Her biri bir yerinden tutmuş virüsün.
Çekiyor.
Virüs değil de ortalıkta olan, büyük bir pasta sanki.
Bazı sektörlerin vergi ve SGK primlerinin; nisan, mayıs, haziran ödemeleri altışar ay ertelendi.
'Neşeleri yerinde!'
Böyle bir zamanda…
Virüs dünya üzerinde binlerce insanın ölümüne neden olurken hangi insanın neşesi yerinde olabilir ki?
Daha neler neler; virüsle, salgın hastalıkla ilgisi alakası olmayan kararlar, harcamalar…
***
Bazı kesimlere sunulan avantajları gören hırsızlar da bir video çekmiş, internette dolaşıyor.
'Biz hırsızız. İşimiz bu. Evlere girip ufak tefek bir şeyler çalarak geçimimizi sağlıyoruz. Şimdi herkes evinde… İşimizi yapamıyoruz. Mağduruz. Buradan yetkililere sesleniyorum, bize de bir fon ayrılsın,' diyorlar.
Onlar da virüsten pay istiyor.
***
Yaşlılara da kolonya ile maske verilecek…
Talep etmeleri halinde…
Sağlık çalışanlarına düşense…
En riskli kesime düşense alkışlanmak!
Her akşam saat dokuzda...
Unutmayın.
Kapısını kapatıp kendinizi güvenceye aldığınız evlerinizin balkonuna çıkıp onları birkaç dakika alkışlamayı unutmayın.
Tiyatro oyuncularına…
Sanatçılara…
Biz yazıp çizenlere de düşen sadece alkıştır aslında çoğu zaman.

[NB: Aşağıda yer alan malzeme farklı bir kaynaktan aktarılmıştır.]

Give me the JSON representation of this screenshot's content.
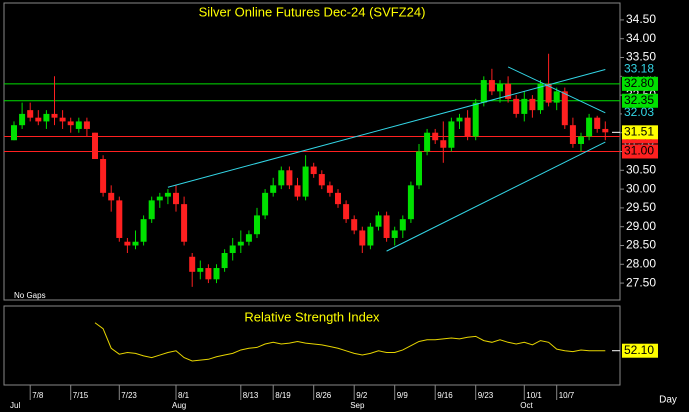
{
  "chart_data": {
    "type": "candlestick",
    "title": "Silver Online Futures Dec-24 (SVFZ24)",
    "note": "No Gaps",
    "x_unit_label": "Day",
    "up_color": "#00e000",
    "down_color": "#ff2020",
    "categories": [
      null,
      null,
      "7/8",
      null,
      null,
      null,
      null,
      "7/15",
      null,
      null,
      null,
      null,
      null,
      "7/23",
      null,
      null,
      null,
      null,
      null,
      null,
      "8/1",
      null,
      null,
      null,
      null,
      null,
      null,
      null,
      "8/13",
      null,
      null,
      null,
      "8/19",
      null,
      null,
      null,
      null,
      "8/26",
      null,
      null,
      null,
      null,
      "9/2",
      null,
      null,
      null,
      null,
      "9/9",
      null,
      null,
      null,
      null,
      "9/16",
      null,
      null,
      null,
      null,
      "9/23",
      null,
      null,
      null,
      null,
      null,
      "10/1",
      null,
      null,
      null,
      "10/7",
      null,
      null,
      null,
      null,
      null,
      null
    ],
    "months": [
      "Jul",
      null,
      null,
      null,
      null,
      null,
      null,
      null,
      null,
      null,
      null,
      null,
      null,
      null,
      null,
      null,
      null,
      null,
      null,
      null,
      "Aug",
      null,
      null,
      null,
      null,
      null,
      null,
      null,
      null,
      null,
      null,
      null,
      null,
      null,
      null,
      null,
      null,
      null,
      null,
      null,
      null,
      null,
      "Sep",
      null,
      null,
      null,
      null,
      null,
      null,
      null,
      null,
      null,
      null,
      null,
      null,
      null,
      null,
      null,
      null,
      null,
      null,
      null,
      null,
      "Oct",
      null,
      null,
      null,
      null,
      null,
      null,
      null,
      null,
      null,
      null
    ],
    "candles": [
      {
        "o": 31.3,
        "h": 31.8,
        "l": 31.3,
        "c": 31.7
      },
      {
        "o": 31.7,
        "h": 32.3,
        "l": 31.6,
        "c": 32.0
      },
      {
        "o": 32.1,
        "h": 32.3,
        "l": 31.8,
        "c": 31.9
      },
      {
        "o": 31.9,
        "h": 32.1,
        "l": 31.7,
        "c": 31.8
      },
      {
        "o": 31.8,
        "h": 32.1,
        "l": 31.6,
        "c": 32.0
      },
      {
        "o": 32.0,
        "h": 33.0,
        "l": 31.7,
        "c": 31.9
      },
      {
        "o": 31.9,
        "h": 32.1,
        "l": 31.6,
        "c": 31.8
      },
      {
        "o": 31.8,
        "h": 31.9,
        "l": 31.5,
        "c": 31.7
      },
      {
        "o": 31.6,
        "h": 31.9,
        "l": 31.5,
        "c": 31.8
      },
      {
        "o": 31.8,
        "h": 31.9,
        "l": 31.4,
        "c": 31.6
      },
      {
        "o": 31.5,
        "h": 31.5,
        "l": 30.8,
        "c": 30.8
      },
      {
        "o": 30.8,
        "h": 30.9,
        "l": 29.8,
        "c": 29.9
      },
      {
        "o": 29.9,
        "h": 30.1,
        "l": 29.4,
        "c": 29.7
      },
      {
        "o": 29.7,
        "h": 29.8,
        "l": 28.6,
        "c": 28.7
      },
      {
        "o": 28.6,
        "h": 28.7,
        "l": 28.3,
        "c": 28.5
      },
      {
        "o": 28.5,
        "h": 28.9,
        "l": 28.4,
        "c": 28.6
      },
      {
        "o": 28.6,
        "h": 29.3,
        "l": 28.5,
        "c": 29.2
      },
      {
        "o": 29.2,
        "h": 29.8,
        "l": 29.1,
        "c": 29.7
      },
      {
        "o": 29.7,
        "h": 29.9,
        "l": 29.5,
        "c": 29.8
      },
      {
        "o": 29.8,
        "h": 30.0,
        "l": 29.6,
        "c": 29.9
      },
      {
        "o": 29.9,
        "h": 30.1,
        "l": 29.4,
        "c": 29.6
      },
      {
        "o": 29.6,
        "h": 29.8,
        "l": 28.5,
        "c": 28.6
      },
      {
        "o": 28.2,
        "h": 28.3,
        "l": 27.4,
        "c": 27.8
      },
      {
        "o": 27.8,
        "h": 28.1,
        "l": 27.6,
        "c": 27.9
      },
      {
        "o": 27.9,
        "h": 28.0,
        "l": 27.5,
        "c": 27.6
      },
      {
        "o": 27.6,
        "h": 28.0,
        "l": 27.5,
        "c": 27.9
      },
      {
        "o": 27.9,
        "h": 28.4,
        "l": 27.8,
        "c": 28.3
      },
      {
        "o": 28.3,
        "h": 28.7,
        "l": 28.1,
        "c": 28.5
      },
      {
        "o": 28.5,
        "h": 28.9,
        "l": 28.3,
        "c": 28.6
      },
      {
        "o": 28.6,
        "h": 28.9,
        "l": 28.5,
        "c": 28.8
      },
      {
        "o": 28.8,
        "h": 29.5,
        "l": 28.7,
        "c": 29.3
      },
      {
        "o": 29.3,
        "h": 30.0,
        "l": 29.2,
        "c": 29.9
      },
      {
        "o": 29.9,
        "h": 30.3,
        "l": 29.8,
        "c": 30.1
      },
      {
        "o": 30.1,
        "h": 30.6,
        "l": 30.0,
        "c": 30.5
      },
      {
        "o": 30.5,
        "h": 30.6,
        "l": 30.0,
        "c": 30.1
      },
      {
        "o": 30.1,
        "h": 30.3,
        "l": 29.7,
        "c": 29.8
      },
      {
        "o": 29.8,
        "h": 30.9,
        "l": 29.7,
        "c": 30.6
      },
      {
        "o": 30.6,
        "h": 30.7,
        "l": 30.3,
        "c": 30.4
      },
      {
        "o": 30.4,
        "h": 30.5,
        "l": 30.0,
        "c": 30.1
      },
      {
        "o": 30.1,
        "h": 30.2,
        "l": 29.8,
        "c": 29.9
      },
      {
        "o": 29.9,
        "h": 30.0,
        "l": 29.5,
        "c": 29.6
      },
      {
        "o": 29.6,
        "h": 29.7,
        "l": 29.1,
        "c": 29.2
      },
      {
        "o": 29.2,
        "h": 29.3,
        "l": 28.8,
        "c": 28.9
      },
      {
        "o": 28.9,
        "h": 29.0,
        "l": 28.3,
        "c": 28.5
      },
      {
        "o": 28.5,
        "h": 29.1,
        "l": 28.4,
        "c": 29.0
      },
      {
        "o": 29.0,
        "h": 29.4,
        "l": 28.9,
        "c": 29.3
      },
      {
        "o": 29.3,
        "h": 29.4,
        "l": 28.6,
        "c": 28.7
      },
      {
        "o": 28.7,
        "h": 29.0,
        "l": 28.5,
        "c": 28.9
      },
      {
        "o": 28.9,
        "h": 29.3,
        "l": 28.7,
        "c": 29.2
      },
      {
        "o": 29.2,
        "h": 30.2,
        "l": 29.1,
        "c": 30.1
      },
      {
        "o": 30.1,
        "h": 31.2,
        "l": 30.0,
        "c": 31.0
      },
      {
        "o": 31.0,
        "h": 31.6,
        "l": 30.9,
        "c": 31.5
      },
      {
        "o": 31.5,
        "h": 31.6,
        "l": 31.2,
        "c": 31.3
      },
      {
        "o": 31.3,
        "h": 31.8,
        "l": 30.7,
        "c": 31.1
      },
      {
        "o": 31.1,
        "h": 31.9,
        "l": 31.0,
        "c": 31.8
      },
      {
        "o": 31.8,
        "h": 32.0,
        "l": 31.6,
        "c": 31.9
      },
      {
        "o": 31.9,
        "h": 32.1,
        "l": 31.3,
        "c": 31.4
      },
      {
        "o": 31.4,
        "h": 32.4,
        "l": 31.3,
        "c": 32.3
      },
      {
        "o": 32.3,
        "h": 33.0,
        "l": 32.2,
        "c": 32.9
      },
      {
        "o": 32.9,
        "h": 33.2,
        "l": 32.5,
        "c": 32.6
      },
      {
        "o": 32.6,
        "h": 32.9,
        "l": 32.3,
        "c": 32.8
      },
      {
        "o": 32.8,
        "h": 33.0,
        "l": 32.3,
        "c": 32.4
      },
      {
        "o": 32.4,
        "h": 32.5,
        "l": 31.9,
        "c": 32.0
      },
      {
        "o": 32.0,
        "h": 32.6,
        "l": 31.8,
        "c": 32.4
      },
      {
        "o": 32.4,
        "h": 32.5,
        "l": 31.9,
        "c": 32.1
      },
      {
        "o": 32.1,
        "h": 32.9,
        "l": 32.0,
        "c": 32.8
      },
      {
        "o": 32.8,
        "h": 33.6,
        "l": 32.2,
        "c": 32.3
      },
      {
        "o": 32.3,
        "h": 32.7,
        "l": 32.1,
        "c": 32.6
      },
      {
        "o": 32.6,
        "h": 32.7,
        "l": 31.6,
        "c": 31.7
      },
      {
        "o": 31.7,
        "h": 31.9,
        "l": 31.1,
        "c": 31.2
      },
      {
        "o": 31.2,
        "h": 31.5,
        "l": 31.0,
        "c": 31.4
      },
      {
        "o": 31.4,
        "h": 32.0,
        "l": 31.3,
        "c": 31.9
      },
      {
        "o": 31.9,
        "h": 31.95,
        "l": 31.5,
        "c": 31.6
      },
      {
        "o": 31.6,
        "h": 31.8,
        "l": 31.3,
        "c": 31.51
      }
    ],
    "ylim": [
      27.05,
      34.95
    ],
    "yticks": [
      {
        "value": 27.5,
        "label": "27.50"
      },
      {
        "value": 28,
        "label": "28.00"
      },
      {
        "value": 28.5,
        "label": "28.50"
      },
      {
        "value": 29,
        "label": "29.00"
      },
      {
        "value": 29.5,
        "label": "29.50"
      },
      {
        "value": 30,
        "label": "30.00"
      },
      {
        "value": 30.5,
        "label": "30.50"
      },
      {
        "value": 31,
        "label": "31.00"
      },
      {
        "value": 31.5,
        "label": "31.50"
      },
      {
        "value": 32,
        "label": "32.00"
      },
      {
        "value": 32.5,
        "label": "32.50"
      },
      {
        "value": 33,
        "label": "33.00"
      },
      {
        "value": 33.5,
        "label": "33.50"
      },
      {
        "value": 34,
        "label": "34.00"
      },
      {
        "value": 34.5,
        "label": "34.50"
      }
    ],
    "levels": [
      {
        "value": 32.8,
        "label": "32.80",
        "color": "#00e000"
      },
      {
        "value": 32.35,
        "label": "32.35",
        "color": "#00e000"
      },
      {
        "value": 31.4,
        "label": "31.40",
        "color": "#ff2020"
      },
      {
        "value": 31,
        "label": "31.00",
        "color": "#ff2020"
      }
    ],
    "trendlines": [
      {
        "x": [
          19,
          73
        ],
        "values": [
          30.05,
          33.18
        ],
        "color": "#33d6e6"
      },
      {
        "x": [
          46,
          73
        ],
        "values": [
          28.35,
          31.25
        ],
        "color": "#33d6e6"
      },
      {
        "x": [
          61,
          73
        ],
        "values": [
          33.25,
          32.03
        ],
        "color": "#33d6e6"
      }
    ],
    "last_price": {
      "value": 31.51,
      "label": "31.51",
      "color": "#ffff00"
    },
    "rsi": {
      "title": "Relative Strength Index",
      "color": "#e6d400",
      "ylim": [
        0,
        100
      ],
      "values": [
        null,
        null,
        null,
        null,
        null,
        null,
        null,
        null,
        null,
        null,
        85,
        78,
        55,
        48,
        50,
        49,
        46,
        44,
        47,
        50,
        52,
        44,
        40,
        41,
        42,
        45,
        47,
        49,
        53,
        55,
        56,
        60,
        62,
        60,
        61,
        63,
        61,
        60,
        59,
        57,
        55,
        52,
        49,
        47,
        49,
        52,
        50,
        50,
        53,
        58,
        63,
        65,
        65,
        66,
        67,
        66,
        68,
        69,
        64,
        62,
        65,
        62,
        60,
        62,
        59,
        64,
        62,
        54,
        52,
        51,
        53,
        52.1,
        52.1,
        52.1
      ],
      "last_label": {
        "value": 52.1,
        "label": "52.10"
      }
    }
  }
}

'Yazılarını okuyorum, çok güzel yazıyorsun.'
Hepsi bu!
Fakat işte, alkış karın doyurmuyor.
Hastanede yatıp kalkan sağlıkçının, bu günlerde okula gidemeyen çocuğu için tuttuğu bakıcının parasını ödemeyecek sizin her akşam saat dokuzda, evinizin balkonundan sunduğunuz alkışlar.
Bir maaş ikramiye ödenebilir mesela onlara.
Atama bekleyen sağlıkçılar atanabilir.
Ve artık hiçbir sağlıkçı görevi başında darp edilmeyebilir.
Sadece şimdi değil, her zaman, bizim için ne kadar değerli oldukları hissettirilebilir onlara.